26. Natural Theory / D. Laws of Nature / 1. Laws of Nature
Science may have uninstantiated laws, inferred from approaching some unrealised limit [Ladyman/Ross]
     Full Idea: It is possible that uninstantiated laws can be established in science, and consequently bear explanatory weight, ..if we need reasons for thinking that the closer conditions get to some limit, the more they approximate to some ideal.
     From: J Ladyman / D Ross (Every Thing Must Go [2007], 1.2.3)
     A reaction: [The cite Hüttemann 2004] I am dubious about laws, but I take this to be a point in favour of inference to the best explanation, and against accounts of laws as supervenient of how things actually are.
27. Natural Reality / B. Modern Physics / 4. Standard Model / a. Concept of matter
That the universe must be 'made of' something is just obsolete physics [Ladyman/Ross]
     Full Idea: It is a metaphysical residue of obsolete physics to suppose that the universe is 'made of' anything.
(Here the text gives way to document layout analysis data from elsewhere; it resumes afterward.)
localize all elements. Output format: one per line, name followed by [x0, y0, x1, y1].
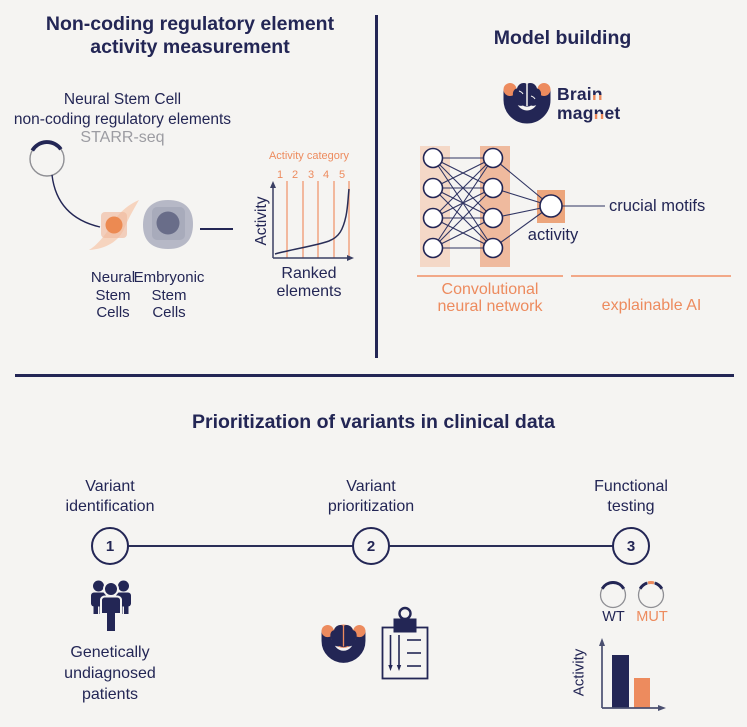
explainable-ai-label: explainable AI	[601, 297, 702, 314]
neural-network-diagram	[420, 146, 605, 267]
brain-glyph	[512, 83, 542, 107]
nn-output-label: activity	[527, 226, 579, 244]
panel-title-activity-measurement: Non-coding regulatory element activity m…	[8, 13, 372, 59]
logo-word-part: mag	[557, 103, 594, 123]
step-label-line: prioritization	[327, 497, 415, 515]
step3-circle: 3	[612, 527, 650, 565]
step-label-line: testing	[607, 497, 655, 515]
cnn-label-line: neural network	[437, 298, 543, 315]
step-number: 3	[626, 537, 636, 555]
neural-stem-cell-icon	[89, 200, 139, 250]
step-label-line: Variant	[346, 478, 396, 495]
panel-title-prioritization: Prioritization of variants in clinical d…	[192, 411, 555, 433]
mut-label: MUT	[636, 609, 668, 625]
category-tick-label: 4	[322, 169, 330, 181]
connector-dash	[200, 228, 233, 230]
category-tick-label: 5	[338, 169, 346, 181]
label-line: Cells	[96, 304, 130, 321]
embryonic-stem-cell-icon	[143, 200, 193, 249]
nn-nodes	[422, 147, 563, 259]
starr-seq-label: STARR-seq	[80, 129, 165, 146]
logo-word-part: Brai	[557, 84, 592, 104]
activity-bar-chart	[599, 638, 666, 711]
brain-magnet-small-icon	[321, 624, 366, 663]
patients-label-line: patients	[81, 686, 139, 703]
flow-curve	[51, 174, 101, 228]
plasmid-icon	[29, 140, 65, 177]
crucial-motifs-label: crucial motifs	[609, 197, 706, 215]
horizontal-divider	[15, 374, 734, 377]
chart-ylabel: Activity	[253, 196, 270, 246]
step-number: 2	[366, 537, 376, 555]
step2-label: Variant prioritization	[316, 477, 426, 516]
logo-magnet-n: n	[591, 84, 603, 104]
embryonic-stem-cells-label: Embryonic Stem Cells	[132, 269, 206, 322]
xai-underline	[571, 275, 731, 277]
cnn-underline	[417, 275, 563, 277]
mut-plasmid-icon	[637, 581, 665, 609]
patients-label-line: undiagnosed	[64, 665, 156, 682]
vertical-divider	[375, 15, 378, 358]
label-line: Stem	[151, 286, 187, 304]
step3-label: Functional testing	[576, 477, 686, 516]
step2-circle: 2	[352, 527, 390, 565]
ranked-activity-chart: Activity category 1 2 3 4 5 Ranked eleme…	[253, 150, 365, 310]
caption-line: Neural Stem Cell	[63, 91, 182, 108]
step-label-line: Functional	[594, 478, 668, 495]
patients-label: Genetically undiagnosed patients	[38, 642, 182, 705]
label-line: Cells	[152, 304, 186, 321]
step1-circle: 1	[91, 527, 129, 565]
category-tick-label: 3	[307, 169, 315, 181]
xlabel-line: Ranked	[281, 265, 337, 282]
brain-magnet-logo-text: Brain magnet	[557, 85, 620, 123]
step-label-line: Variant	[85, 478, 135, 495]
brain-magnet-logo-icon	[503, 83, 551, 124]
label-line: Embryonic	[133, 269, 205, 286]
clipboard-icon	[381, 606, 429, 680]
label-line: Stem	[95, 286, 131, 304]
patients-group-icon	[91, 580, 131, 633]
chart-category-title: Activity category	[268, 150, 350, 162]
panel-title-model-building: Model building	[493, 27, 632, 49]
nsc-elements-caption: Neural Stem Cell non-coding regulatory e…	[0, 90, 245, 129]
category-tick-label: 2	[291, 169, 299, 181]
xlabel-line: elements	[276, 283, 342, 300]
bar-chart-ylabel: Activity	[570, 648, 588, 697]
ranked-activity-plot	[270, 181, 354, 261]
caption-line: non-coding regulatory elements	[13, 110, 232, 128]
cnn-label-line: Convolutional	[441, 281, 539, 298]
chart-xlabel: Ranked elements	[251, 265, 367, 301]
title-line: activity measurement	[90, 36, 290, 58]
label-line: Neural	[90, 269, 136, 286]
patients-label-line: Genetically	[70, 644, 150, 661]
step1-label: Variant identification	[55, 477, 165, 516]
wt-label: WT	[602, 609, 625, 625]
neural-stem-cells-label: Neural Stem Cells	[84, 269, 142, 322]
step-number: 1	[105, 537, 115, 555]
cnn-label: Convolutional neural network	[402, 281, 578, 315]
logo-magnet-n: n	[593, 103, 605, 123]
wt-mut-plasmids	[599, 581, 665, 609]
logo-word-part: et	[604, 103, 621, 123]
wt-plasmid-icon	[599, 581, 627, 609]
step-label-line: identification	[65, 497, 155, 515]
title-line: Non-coding regulatory element	[45, 13, 335, 35]
category-tick-label: 1	[276, 169, 284, 181]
     From: J Ladyman / D Ross (Every Thing Must Go [2007], 3.7.2)
     A reaction: They quote Smolin as saying that it is 'processes' which are fundamental. And yet surely there must be something there to undergo a process? Surely we don't have eternal platonic processes?
In physics, matter is an emergent phenomenon, not part of fundamental ontology [Ladyman/Ross]
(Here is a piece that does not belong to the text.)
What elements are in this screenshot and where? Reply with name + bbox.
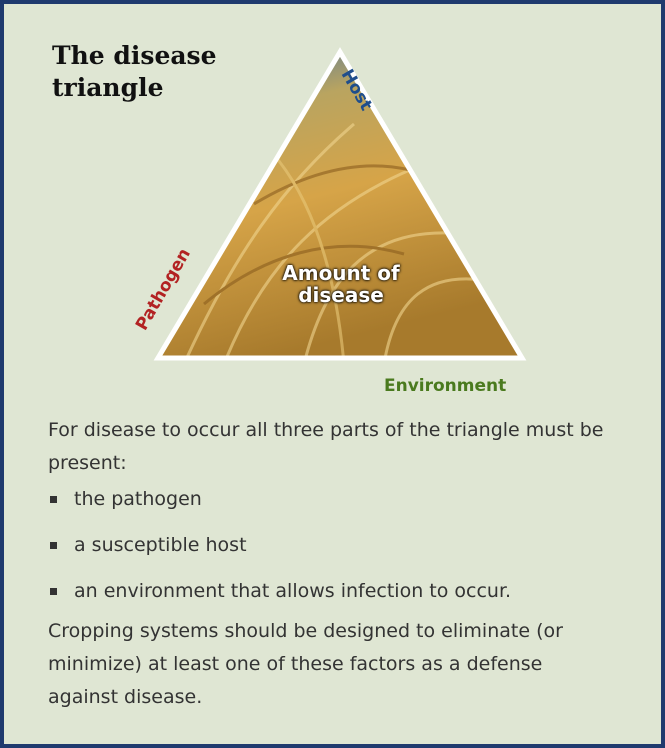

     Full Idea: Physics has taught us that matter in the sense of extended stuff is an emergent phenomenon that has no counterpart in fundamental ontology.
     From: J Ladyman / D Ross (Every Thing Must Go [2007], 1.2.3)
     A reaction: They contrast this point with futile debates among philosopher between atomists (partless particles) and gunkists (parts all the way down).
27. Natural Reality / C. Space / 6. Space-Time
If spacetime is substantial, what is the substance? [Ladyman/Ross]
     Full Idea: It is fair to ask: if spacetime is a substance, what is the substance in question?
     From: J Ladyman / D Ross (Every Thing Must Go [2007], 3.2)
     A reaction: Personally I love the question 'If it exists, what is it made of?', though physicists seem to think that this reveals a gormless misunderstanding. To my question Keith Hossack retorted 'What are the atoms made of?'
Spacetime may well be emergent, rather than basic [Ladyman/Ross]
     Full Idea: Contemporary physics takes very seriously the idea that spacetime itself is emergent from some more fundamental structure.
     From: J Ladyman / D Ross (Every Thing Must Go [2007], 1.2.3)
27. Natural Reality / D. Time / 1. Nature of Time / h. Presentism
A fixed foliation theory of quantum gravity could make presentism possible [Ladyman/Ross]
     Full Idea: It has been pointed out that presentism is an open question in so far as a fixed foliation theory of quantum gravity has not been ruled out.
     From: J Ladyman / D Ross (Every Thing Must Go [2007], 3.7.2 n75)
     A reaction: [They cite B.Monton for this point] I don't understand this idea, but I'll have it anyway. Google 'fixed foliation' for me, as I'm too busy.